Tandis que les chefs militaires s’échangent des salves d’artillerie à la frontière, les chancelleries du monde entier retiennent leur souffle. Le Cachemire, cette fracture ouverte entre deux puissances nucléaires depuis 1947, semble à nouveau prêt à basculer – mais cette fois, c’est le monde entier qui pourrait tomber avec lui.

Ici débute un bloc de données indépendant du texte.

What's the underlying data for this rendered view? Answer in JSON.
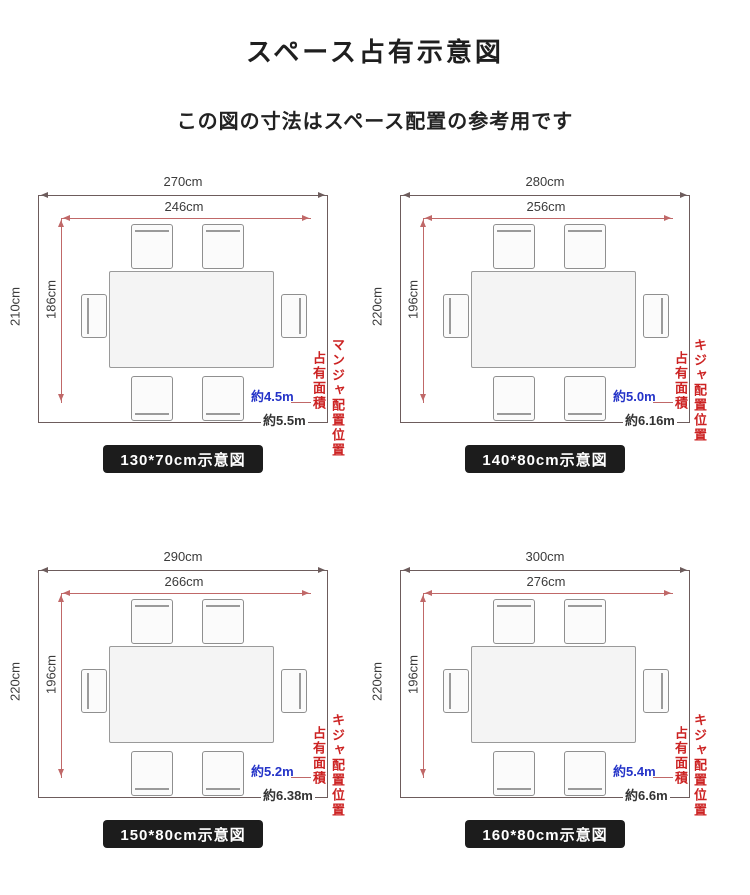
{
  "title": "スペース占有示意図",
  "subtitle": "この図の寸法はスペース配置の参考用です",
  "colors": {
    "dimension_line_red": "#c06868",
    "outline_dark": "#6d5c5c",
    "label_red": "#cc2222",
    "value_blue": "#2433c8",
    "caption_bg": "#1c1c1c"
  },
  "diagrams": [
    {
      "caption": "130*70cm示意図",
      "outer_width": "270cm",
      "inner_width": "246cm",
      "outer_height": "210cm",
      "inner_height": "186cm",
      "occupied_area_label": "占有面積",
      "position_label": "マンジャ配置位置",
      "occupied_value": "約4.5m",
      "total_value": "約5.5m"
    },
    {
      "caption": "140*80cm示意図",
      "outer_width": "280cm",
      "inner_width": "256cm",
      "outer_height": "220cm",
      "inner_height": "196cm",
      "occupied_area_label": "占有面積",
      "position_label": "キジャ配置位置",
      "occupied_value": "約5.0m",
      "total_value": "約6.16m"
    },
    {
      "caption": "150*80cm示意図",
      "outer_width": "290cm",
      "inner_width": "266cm",
      "outer_height": "220cm",
      "inner_height": "196cm",
      "occupied_area_label": "占有面積",
      "position_label": "キジャ配置位置",
      "occupied_value": "約5.2m",
      "total_value": "約6.38m"
    },
    {
      "caption": "160*80cm示意図",
      "outer_width": "300cm",
      "inner_width": "276cm",
      "outer_height": "220cm",
      "inner_height": "196cm",
      "occupied_area_label": "占有面積",
      "position_label": "キジャ配置位置",
      "occupied_value": "約5.4m",
      "total_value": "約6.6m"
    }
  ]
}
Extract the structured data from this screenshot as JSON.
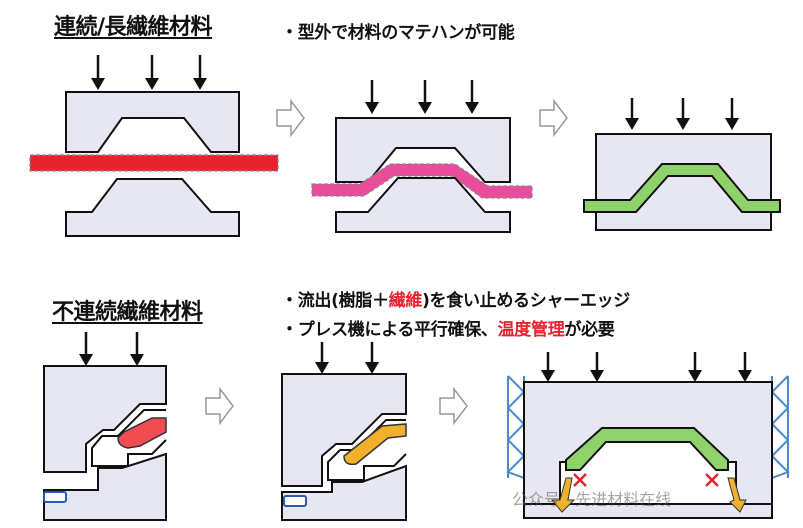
{
  "top": {
    "title": "連続/長繊維材料",
    "note": "・型外で材料のマテハンが可能"
  },
  "bottom": {
    "title": "不連続繊維材料",
    "note1": {
      "pre": "・流出(樹脂＋",
      "highlight": "繊維",
      "post": ")を食い止めるシャーエッジ"
    },
    "note2": {
      "pre": "・プレス機による平行確保、",
      "highlight": "温度管理",
      "post": "が必要"
    }
  },
  "watermark": "公众号 · 先进材料在线",
  "colors": {
    "mold": "#e6e7f2",
    "stroke": "#111111",
    "sheet_red": "#e8232f",
    "sheet_pink": "#e84c9a",
    "part_green": "#8fd16a",
    "charge_red": "#f04c52",
    "charge_orange": "#f2b12c",
    "support_blue": "#4a8ac6",
    "x_mark": "#e8232f"
  }
}
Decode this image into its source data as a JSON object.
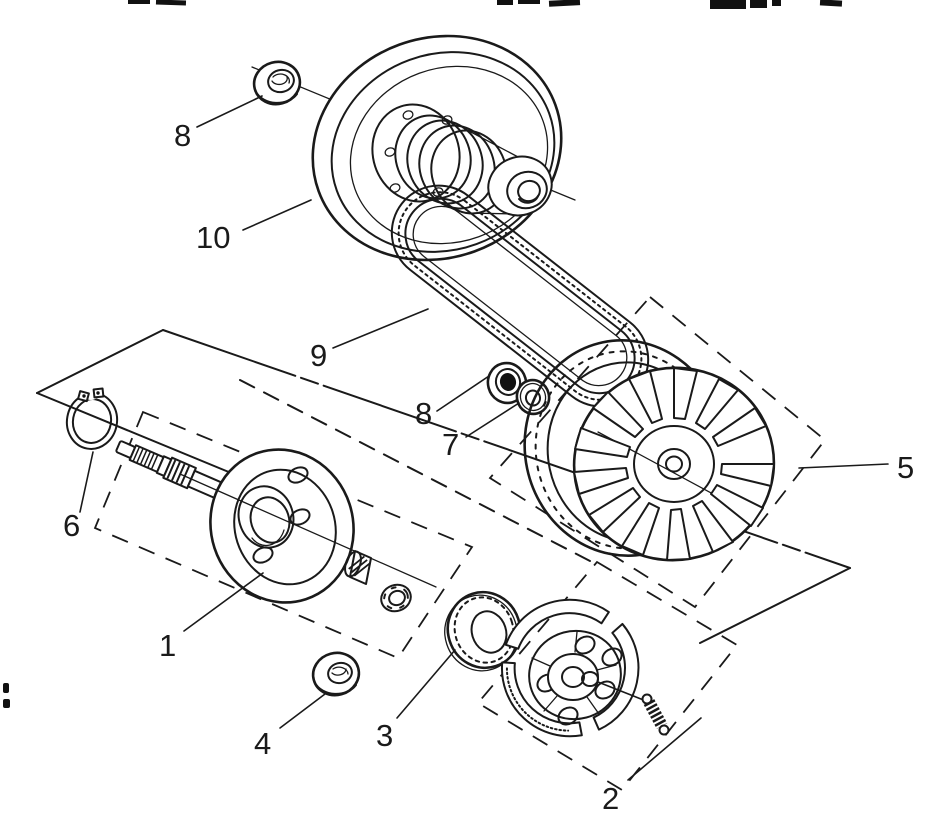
{
  "diagram": {
    "background_color": "#ffffff",
    "line_color": "#1a1a1a",
    "part_labels": [
      {
        "id": "8-top",
        "text": "8"
      },
      {
        "id": "10",
        "text": "10"
      },
      {
        "id": "9",
        "text": "9"
      },
      {
        "id": "8-mid",
        "text": "8"
      },
      {
        "id": "7",
        "text": "7"
      },
      {
        "id": "5",
        "text": "5"
      },
      {
        "id": "6",
        "text": "6"
      },
      {
        "id": "1",
        "text": "1"
      },
      {
        "id": "4",
        "text": "4"
      },
      {
        "id": "3",
        "text": "3"
      },
      {
        "id": "2",
        "text": "2"
      }
    ]
  }
}
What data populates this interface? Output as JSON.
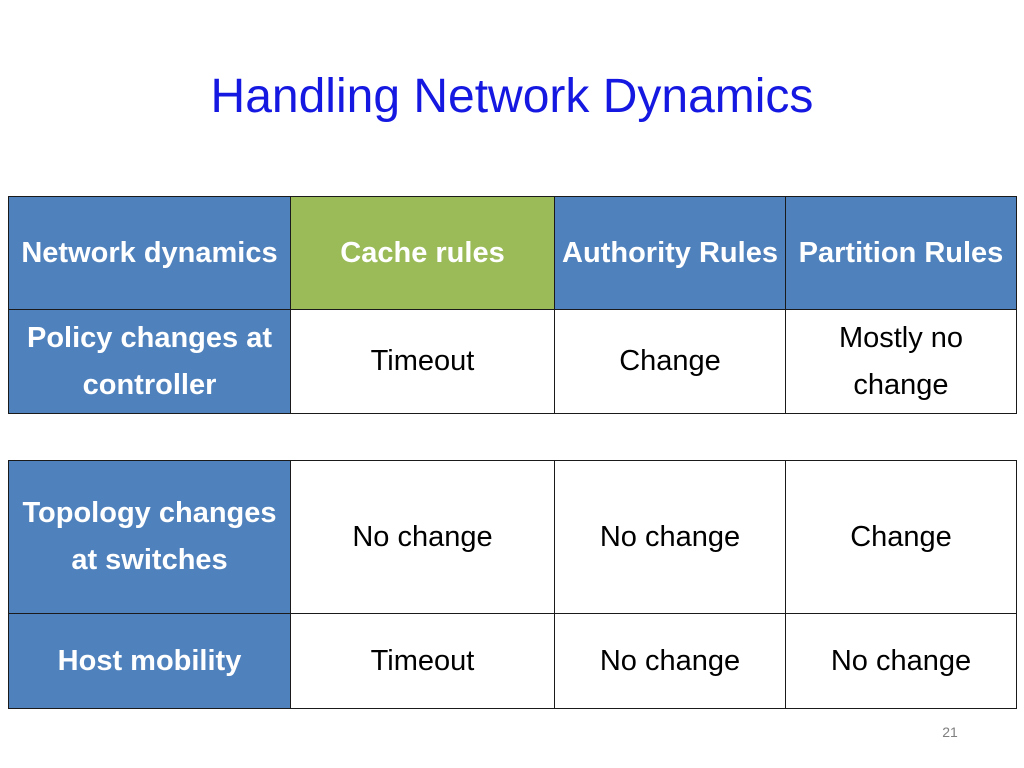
{
  "slide": {
    "title": "Handling Network Dynamics",
    "page_number": "21"
  },
  "table": {
    "headers": [
      "Network dynamics",
      "Cache rules",
      "Authority Rules",
      "Partition Rules"
    ],
    "rows": [
      [
        "Policy changes at controller",
        "Timeout",
        "Change",
        "Mostly no change"
      ],
      [
        "Topology changes at switches",
        "No change",
        "No change",
        "Change"
      ],
      [
        "Host mobility",
        "Timeout",
        "No change",
        "No change"
      ]
    ]
  },
  "colors": {
    "title": "#1518e0",
    "header_blue": "#4f81bd",
    "header_green": "#9bbb59",
    "border": "#1a1a1a"
  }
}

Depuis l’attaque non revendiquée du 22 avril à Pahalgam – qui a coûté la vie à 26 civils côté indien –, New Delhi accuse frontalement Islamabad. Le Premier ministre Narendra Modi, drapé dans son costume martial, a donné le feu vert à une riposte. Islamabad, de son côté, crie au mensonge et se dit prêt à une enquête internationale. En attendant les enquêteurs, ce sont les soldats qui s’expriment : chaque nuit, la Ligne de Contrôle (LoC) crépite sous les tirs croisés. La guerre par procuration flirte désormais avec l’affrontement direct.
Dans le Cachemire pakistanais, l’annonce de frappes indiennes imminentes a provoqué une réaction sans précédent : les 1 100 écoles coraniques ont été fermées pour dix jours. « C’est pour la sécurité des enfants », affirme Hafiz Nazeer Ahmed, directeur local des Affaires religieuses. Un euphémisme quand, dans les écoles publiques encore ouvertes, des cours de premiers secours sont prodigués à des enfants casqués et harnachés de gilets fluorescents. « On apprend à se soutenir si la guerre éclate », confie Konain Bibi, 13 ans, à l’AFP. L’embrigadement n’attend pas le fracas des bombes.
À New Delhi comme à Islamabad, les discours se durcissent. Le ministre indien des Affaires étrangères exige que les responsables soient punis. Son homologue pakistanais accuse l’Inde de chercher l’escalade. Les ambassades ferment, les visas sont annulés, les avions sont cloués au sol par des fermetures réciproques de l’espace aérien, et les effigies de Modi brûlent dans les rues de Multan. À Washington, le secrétaire d’État Marco Rubio en appelle à la paix et à la coopération. Mais les capitales nucléaires, sourdes aux conseils, font entendre le cliquetis de l’arme fatale.
Sur le terrain, les scènes ont un goût d’avant-guerre mondiale. Les armées pakistanaise et indienne ont intensifié leurs mouvements. Le chef de l’armée pakistanaise, le général Asim Mounir, a inspecté des manœuvres au Pendjab : « Toute aventure indienne recevra une réponse déterminée », a-t-il tonné. À Delhi, Modi aurait laissé carte blanche à ses chefs militaires pour choisir les cibles. Le précédent de 2019 hante les esprits : l’Inde avait alors bombardé le Pakistan. Islamabad avait riposté, capturé un pilote indien, puis relâché ce dernier sous pression américaine. L’issue, cette fois, semble plus incertaine.
Sur les deux versants du Cachemire, la population est prise en étau. Les routes sont bloquées, les vivres se raréfient, et l’angoisse devient le quotidien. « On ne sait pas si demain on pourra travailler ou fuir », dit Mohammed Chabbir, ouvrier à Muzaffarabad. En Inde, l’armée arrête par centaines. Neuf maisons ont été rasées. Les drones indiens tombent du ciel côté pakistanais. Et chaque nuit, la LoC devient un théâtre invisible où l’Humanité joue sa survie en sourdine.
Une guerre indo-pakistanaise n’a jamais été un simple conflit régional. En 2025, dans un monde fracturé, surarmé, où les alliances sont prêtes à s’activer, ce pourrait être l’étincelle de trop. Pour l’instant, les diplomates tentent encore de sauver la face. Mais sur les visages des enfants du Cachemire, les casques ont remplacé les cartables. Et ça, c’est rarement bon signe.